Churchill College’s campus is unusual for Cambridge in having an open, outward-looking aspect which is much valued by its users, and contrasts with the more inward aspect of most Cambridge architecture, both ancient and modern. David Thurlow’s Study Centre helps in establishing this open parti, reinforcing development of the perimeter and with long views across the playing fields to the south.
It is a reticent, almost unnoticeable building in a pocket of space between Churchill College and the Møller Centre. From the access road its back parts hide behind shrubs and hedges, and from the south the immensity of the open fields render the calm low building almost invisible. It’s a nice building, friendly, well-mannered and effective.
This project is an opportunity to let it greet the world with more character and assurance. And we have made the Recital Room autonomous while maintaining a meaningful connection between it and the Study Centre.
The Centre is to become a collaborative learning environment, a kind of theatre. It has also put us in mind of a really good kindergarten, but a grown-up kindergarten for clever, highly motivated adults where the distinction between work and play is blurred and the mind becomes super-absorbant like a toddler’s. As in a kindergarten, there is the need for a variety of learning environments, using many different kinds of kit, a range of quick change situations throughout the course of each day enabling the widest possible range of simultaneous or sequential activities, as well as an easy interface between indoors and out, and for food and drink to be good and taken on the run.
We felt the key to success for the learning spaces was that they should be not just flexible, but also varied in their size and spatial characteristics. Added spatial richness and variety is another kind of in-built flexibility. We proposed three L-shaped suites of three rooms each which can be opened and closed to each other at will. Every suite has access to outdoor space, and each individual room can be independently accessed from the continuous ribbon of milling spaces which form the circulation spaces of the building. In each room there are refreshment stations served by an enlarged kitchen, and each suite has plenty of storage as well as a “backstage” alcove for IT, technical and production support. The milling spaces are either skylit or open onto the new courtyard, and they have plenty of space for refreshment and seating areas. Other support facilities include a large new reception and office area at the main entrance, new WCs, storage and plant. The courtyard and the new rooftop promenade provide sitting out spaces, whose use might usefully be extended by built-in patio heaters.

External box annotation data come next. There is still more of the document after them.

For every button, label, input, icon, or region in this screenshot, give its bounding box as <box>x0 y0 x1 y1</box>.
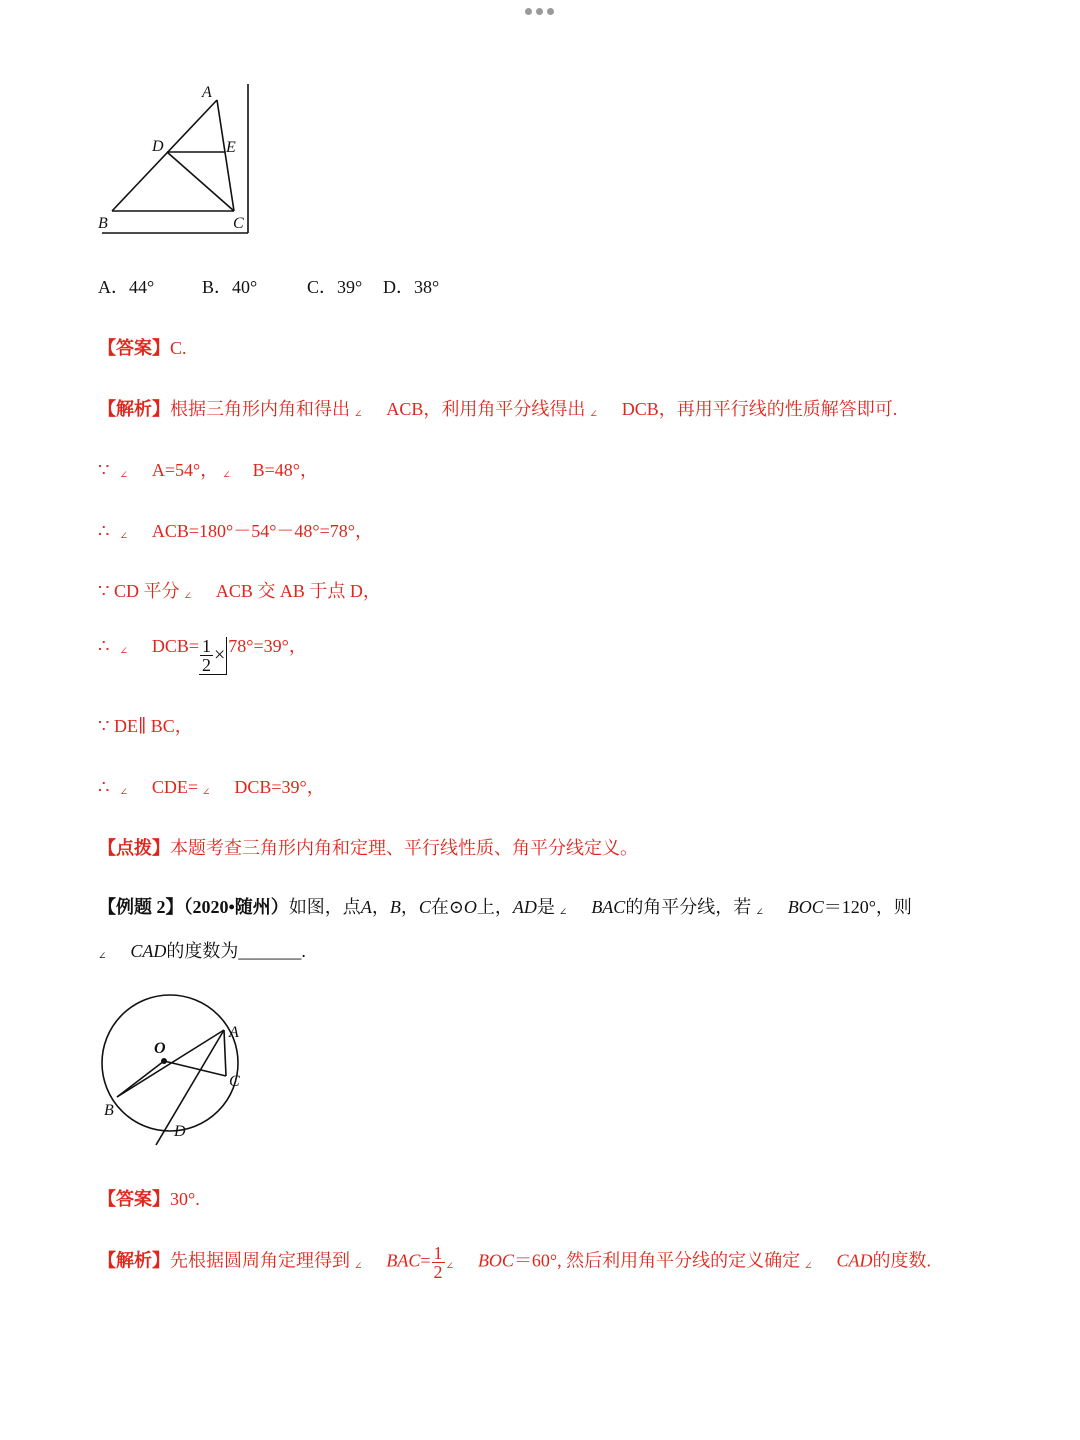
example-text-5: 的角平分线，若 <box>625 897 752 917</box>
step-2 <box>98 517 373 543</box>
point-c: C <box>418 897 431 917</box>
fraction-denominator: 2 <box>202 655 212 675</box>
step-1-text-1: A=54°， <box>151 460 219 480</box>
step-5 <box>98 712 193 738</box>
fraction-half <box>200 637 213 674</box>
answer-2 <box>98 1185 200 1211</box>
angle-cad: CAD <box>130 941 167 961</box>
because-symbol: ∵ <box>98 581 110 601</box>
analysis-tag: 【解析】 <box>98 399 170 419</box>
step-4-text-1: DCB= <box>151 636 200 656</box>
times-symbol: × <box>214 644 226 666</box>
tip-tag: 【点拨】 <box>98 838 170 858</box>
label-a: A <box>202 84 212 101</box>
segment-ab <box>112 100 217 211</box>
step-2-text: ACB=180°－54°－48°=78°， <box>151 521 373 541</box>
step-3-text-2: ACB 交 AB 于点 D， <box>215 581 381 601</box>
angle-symbol: ∠ <box>98 951 107 962</box>
angle-symbol: ∠ <box>119 787 128 798</box>
angle-cad: CAD <box>836 1250 873 1271</box>
step-6-text-2: DCB=39°， <box>234 777 325 797</box>
step-4 <box>98 632 307 675</box>
tip-text: 本题考查三角形内角和定理、平行线性质、角平分线定义。 <box>170 838 638 858</box>
answer-1 <box>98 334 187 360</box>
fraction-numerator: 1 <box>202 636 212 656</box>
analysis-text-3: 的度数. <box>872 1250 932 1271</box>
angle-bac: BAC <box>386 1250 421 1271</box>
segment-ad: AD <box>512 897 537 917</box>
analysis-1 <box>98 395 897 421</box>
option-d[interactable]: D．38° <box>383 277 440 297</box>
segment-bo <box>117 1061 164 1097</box>
angle-symbol: ∠ <box>804 1260 813 1272</box>
example-text-6: ＝120°，则 <box>823 897 912 917</box>
angle-symbol: ∠ <box>354 1260 363 1272</box>
fraction-box <box>199 637 227 675</box>
tip-1 <box>98 834 638 860</box>
answer-text: 30°. <box>170 1189 200 1209</box>
fraction-numerator: 1 <box>433 1243 443 1263</box>
angle-symbol: ∠ <box>445 1260 454 1272</box>
circle-figure <box>98 990 258 1150</box>
label-d: D <box>174 1123 186 1140</box>
angle-boc: BOC <box>477 1250 514 1271</box>
angle-symbol: ∠ <box>589 409 598 420</box>
step-3-text-1: CD 平分 <box>113 581 180 601</box>
fraction-denominator: 2 <box>433 1262 443 1282</box>
label-c: C <box>229 1073 240 1090</box>
point-a: A <box>360 897 372 917</box>
label-c: C <box>233 215 244 232</box>
step-1-text-2: B=48°， <box>252 460 318 480</box>
angle-symbol: ∠ <box>354 409 363 420</box>
label-a: A <box>229 1024 239 1041</box>
angle-symbol: ∠ <box>222 470 231 481</box>
step-6 <box>98 773 325 799</box>
triangle-figure <box>92 78 262 240</box>
example-2-line-2 <box>98 937 306 963</box>
answer-blank[interactable]: _______ <box>238 941 302 961</box>
example-text-3: 上， <box>476 897 513 917</box>
label-b: B <box>104 1102 114 1119</box>
segment-dc <box>167 152 234 211</box>
example-text-7: 的度数为 <box>166 941 239 961</box>
angle-symbol: ∠ <box>119 470 128 481</box>
angle-bac: BAC <box>591 897 626 917</box>
step-6-text-1: CDE= <box>151 777 198 797</box>
analysis-tag: 【解析】 <box>98 1250 170 1271</box>
angle-symbol: ∠ <box>202 787 211 798</box>
analysis-text-1: 先根据圆周角定理得到 <box>170 1250 350 1271</box>
example-2-line-1 <box>98 893 912 919</box>
angle-symbol: ∠ <box>119 531 128 542</box>
therefore-symbol: ∴ <box>98 636 110 656</box>
option-b[interactable]: B．40° <box>202 277 258 297</box>
therefore-symbol: ∴ <box>98 521 110 541</box>
because-symbol: ∵ <box>98 460 110 480</box>
label-d: D <box>152 138 164 155</box>
example-tag: 【例题 2】（2020•随州） <box>98 897 289 917</box>
point-o: O <box>463 897 477 917</box>
segment-ba <box>117 1030 224 1097</box>
analysis-2 <box>98 1244 931 1281</box>
analysis-text-1: 根据三角形内角和得出 <box>170 399 350 419</box>
example-text-2: 在⊙ <box>430 897 464 917</box>
analysis-text-2: ＝60°, 然后利用角平分线的定义确定 <box>513 1250 801 1271</box>
step-1 <box>98 456 318 482</box>
more-menu-icon[interactable] <box>525 8 554 15</box>
label-e: E <box>226 139 236 156</box>
analysis-text-3: DCB，再用平行线的性质解答即可. <box>621 399 898 419</box>
angle-symbol: ∠ <box>183 591 192 602</box>
fraction-half <box>432 1244 445 1281</box>
answer-text: C. <box>170 338 187 358</box>
answer-tag: 【答案】 <box>98 1189 170 1209</box>
step-4-text-2: 78°=39°， <box>228 636 307 656</box>
angle-symbol: ∠ <box>119 646 128 657</box>
separator: ， <box>400 897 419 917</box>
angle-symbol: ∠ <box>558 907 568 918</box>
center-point <box>161 1058 167 1064</box>
answer-tag: 【答案】 <box>98 338 170 358</box>
step-5-text: DE∥ BC， <box>113 716 193 736</box>
label-o: O <box>154 1040 166 1057</box>
option-c[interactable]: C．39° <box>307 277 363 297</box>
segment-ac <box>224 1030 226 1076</box>
step-3 <box>98 577 381 603</box>
equals: = <box>420 1250 431 1271</box>
therefore-symbol: ∴ <box>98 777 110 797</box>
angle-boc: BOC <box>787 897 824 917</box>
because-symbol: ∵ <box>98 716 110 736</box>
segment-oc <box>164 1061 226 1076</box>
option-a[interactable]: A．44° <box>98 277 155 297</box>
example-text-1: 如图，点 <box>288 897 361 917</box>
label-b: B <box>98 215 108 232</box>
answer-options <box>98 273 439 299</box>
period: . <box>301 941 306 961</box>
angle-symbol: ∠ <box>755 907 764 918</box>
analysis-text-2: ACB，利用角平分线得出 <box>386 399 586 419</box>
separator: ， <box>371 897 390 917</box>
example-text-4: 是 <box>536 897 555 917</box>
point-b: B <box>389 897 401 917</box>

Approaching the study centre along the Møller Centre access road you come first to new pond, with reeds and ducks, backed by a brick wall. This brick wall forms the balustrade of a gently sloping pedestrian approach up to the rooftop recital room. On the other side of this ramped approach is a south-facing grass bank, enclosing and humanising a grassed area which is currently no more than a wide verge – in spite of its tree and sculpture.
At the west end of the pond is the only two-storey part of the Centre, forming what appears to be a nearly detached pavilion. The upper floor of this pavilion is the recital room. Approaching it from the top of the ramp you pass five orange pods, the rehearsal rooms, rising and falling like notes on a stave. They, like the recital room, are acoustically isolated from the ground floor spaces below. The recital room has its own small foyer with counter and WCs, and a direct stair down to the ground floor so that it can potentially be used as an additional Study Centre facility, as can its adjacent roof terrace. The recital room and the pods have no windows overlooking the back gardens to the north: each rehearsal pod shares the open views south across the playing fields.
From the Møller Centre itself, users look down the slope to the west front of the building. This will no longer be a blank façade, but one with a varied profile, with set backs and with windows. The approach itself has been modified. We think the car parking outside the Møller Centre could be usefully rearranged, so that access to the car parking spaces is directly off the access road, and the second parallel road closer to the building disappears. It would be replaced by a broad, smooth pedestrian and service route bounded by a herbaceous border, not for cars, but able to be accessed by the occasional service vehicle. We also suggest softening the landscape around the Study Centre with an informal scheme of grasses and flowers, and with routes conforming more closely to desire lines.
The building is of heavily insulated brick walls, some white-painted, with douglas fir framed high performance windows which will be untreated and will weather silver-grey. The walls, with their many setbacks, bays and oriels, will be heavily clothed in climbing plants, so the west front facing the Møller Centre and the courtyard will have the character of garden architecture, with wall and window subordinated to planting. The roof over the old recital room will be grassed to enhance the foreground of the approach to the new recital room: other roofs will be simple, highly insulated flat roofs which are, in any case, virtually invisible from most views.